Nous connaissons notre Borgia
Toute cette campagne de lois qui vont hypothéquer nos droits et libertés ne semble pas avoir de mobile : on ne saisit pas bien quelles seront les retombées immédiates pour le Premier ministre sortant, pas plus que pour ses successeurs. L’élection de Drainville pourrait finir de rachever la Coalition Avenir Québec et la faire disparaitre du paysage. Ils ne font pas de gains dans les sondages grâce à leur législature. Quel est donc le motif ? On dit souvent que les politiciens, surtout de droite, qu’ils servent le capital. Mais, c’est un peu une formule de marxiste qui a mal vieillie. Non, les politiciens servent leurs intérêts immédiats, ce ne sont pas des philosophes, encore moins des religieux. En l’occurrence, la raison principale, c’est généralement leur réélection. Pourtant, Legault quitte et plusieurs caquistes aussi. Est-on devant de la fixation idéologique : à bas les Wokes, à bas les progressistes ? Une vengeance personnelle contre quelque dirigeant syndical ? Mystère.
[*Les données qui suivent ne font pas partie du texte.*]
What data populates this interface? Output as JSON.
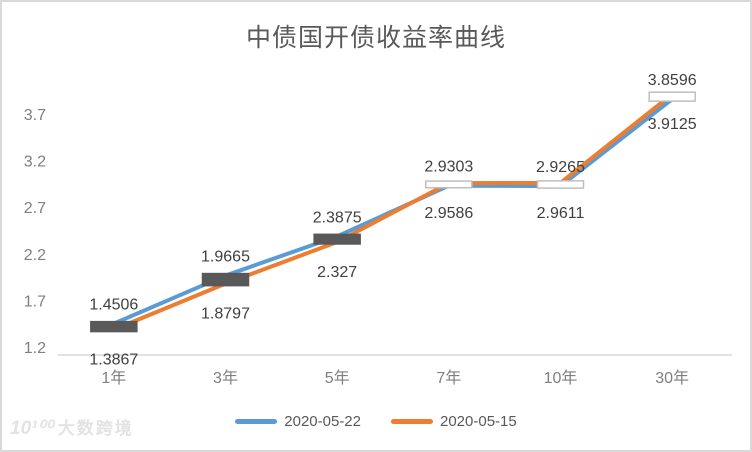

Paradoxalement, ce qui est en train de se voter va servir les compétiteurs du parti de Legault, soit le PQ, les conservateurs, ou, possiblement, les Libéraux. La CAQ construit les bases d’un système plus autoritaire pour céder le pouvoir à quelque d’autre. Il y a quelque chose là-dedans qui est profondément troublant. Machiavel, lui-même, en serait bouche bée, ou alors son verdict serait peut-être que la CAQ est une bande de poules sans tête. Le corps, bien que sans cerveau, continue sur sa lancée. J’imagine que l’on aura une partie de solution quand nous connaîtrons le prochain employeur de monsieur Legault. Pour l’instant, je pourrais jurer que le rêve de notre ancien PM est de se faire inviter sur le yacht de Bezos et qu’il fait des pieds et des mains pour montrer qu’il casse du syndicat, encore mieux qu’Amazon.
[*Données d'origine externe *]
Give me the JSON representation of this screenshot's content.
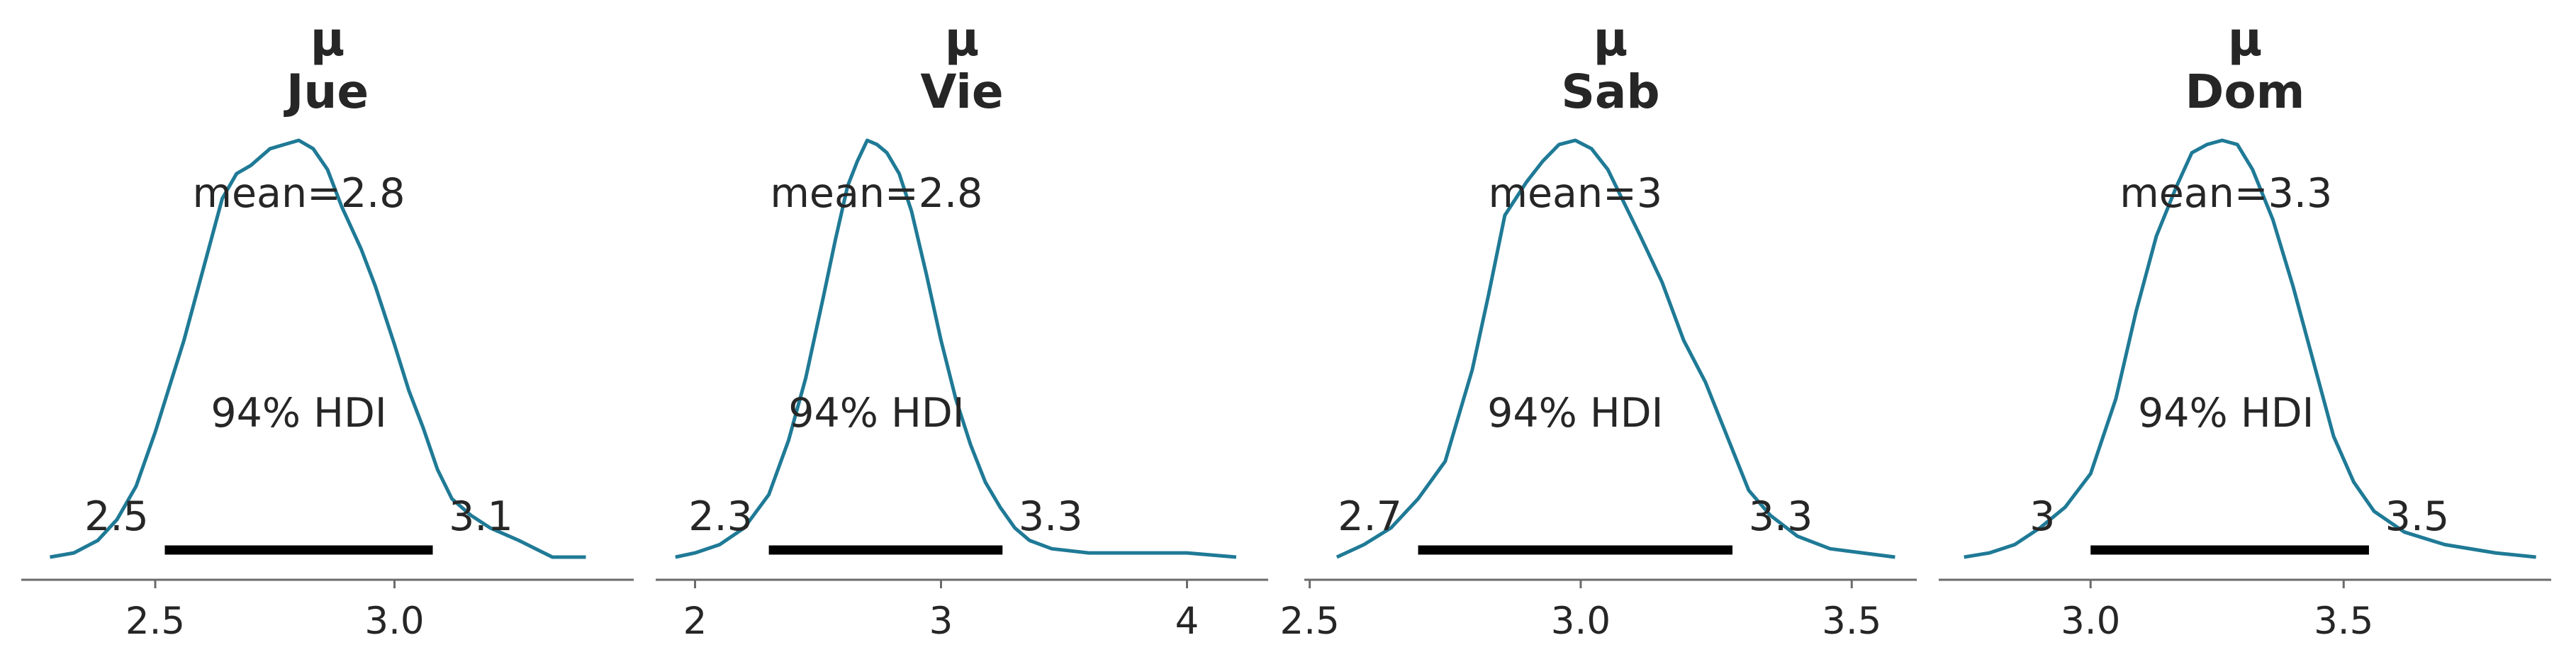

J’hésite maintenant à continuer parce que la question que je vais poser m’apparait plus cruelle, mais elle est nécessaire : quels maîtres sert la gauche ? Les groupes communautaires ont mené exemplairement la charge cette semaine avec leur campagne Le communautaire à boutte. QS les a appuyés et les a accueillis à l’Assemblée nationale. Le conseil central du Montréal métropolitain de la CSN s’active. Quelques cégeps ont des mandats de grève sociale. Alors, où en sont les étapes pour lancer une grève sociale, voire une grève générale illimitée ? Quelles sont les actions pour stopper l’érosion de nos droits ? Dans un moment de découragement, je peux avoir l’impression que nous nous sommes pris un coup de dague dans le côté, car où sont les mots d’ordre mobilisateurs venant de la bouche des directions des grandes centrales ? Puis je me rappelle : ces derniers ne sont pas nos maîtres et nous ne les servons pas. Nous sommes nos propres maîtres et c’est pourquoi la base doit, elle-même, se mobiliser et renforcer les rangs de ceux qui se battent sur le terrain. Ce combat n’est pas fini.